RAW will give you the most potential to do the best processing. Whether or not you will be able to realise that potential is down to your processing skills and the software you use. It will not "automatically" give you better results. In the same way that shooting on manual will not "automatically" give you better images that shooting on auto.
If you shoot on RAW, you will need more cards, and your frame-per-second will be lower. Comensurably, if you are doing backups, you will need considerably more space, and a little bit more time.
Some photo hosting services like flickr will adequately backup everything you shoot in JPEG. For RAW you may need to find other means, e.g. burn CDs or mirror to another drive.

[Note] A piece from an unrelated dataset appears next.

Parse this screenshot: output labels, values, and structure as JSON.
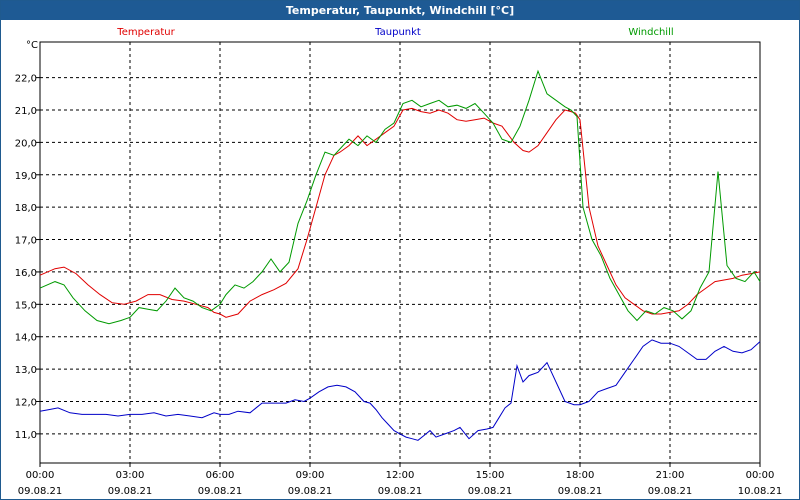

Generally, most people always shoot in "one way", e.g. just JPEG, just RAW+JPEG. It means you always have a familiar way of working. I wouldn't recommend trying to mix and match. You will inevitably end up cursing because you made the "wrong" decision for a particular shoot or shot.
In terms of how to deal with during processing, it sounds like you should do some real world tests. RAW isn't for everyone. You need to work out what it can do for you. So for this answer, you might have to discover for yourself...
...shoot some stuff with RAW + JPEG. Get some trial copies of the various packages that can process RAW. People here will have lots of good suggestions, or alternatively google a bit. Take the same picture and try your hand with the various packages. Ideally make it a technically tricky shot. Some areas of very fine detail. Some very shadowy bits, and some very light bits. And some vivid colours, and maybe fleshtones too.
If you can get a better (or at least comparable) result, with your processed RAW, vs. the JPEG, then you are beginning to find your answer.
An alternative view would be: Shoot it all in RAW anyway. If you don't have the skills or software now, you might get either or both in the future, if you ever want to come back to your "digital negs".
Personally I can't be arsed with RAW, but I came to that conclusion after I'd done lots of experiments to see if I could make it work for me. I'd strongly recommend giving it a try - your results, and your eyes, are arguably the final decider no matter what anyone on a forum says.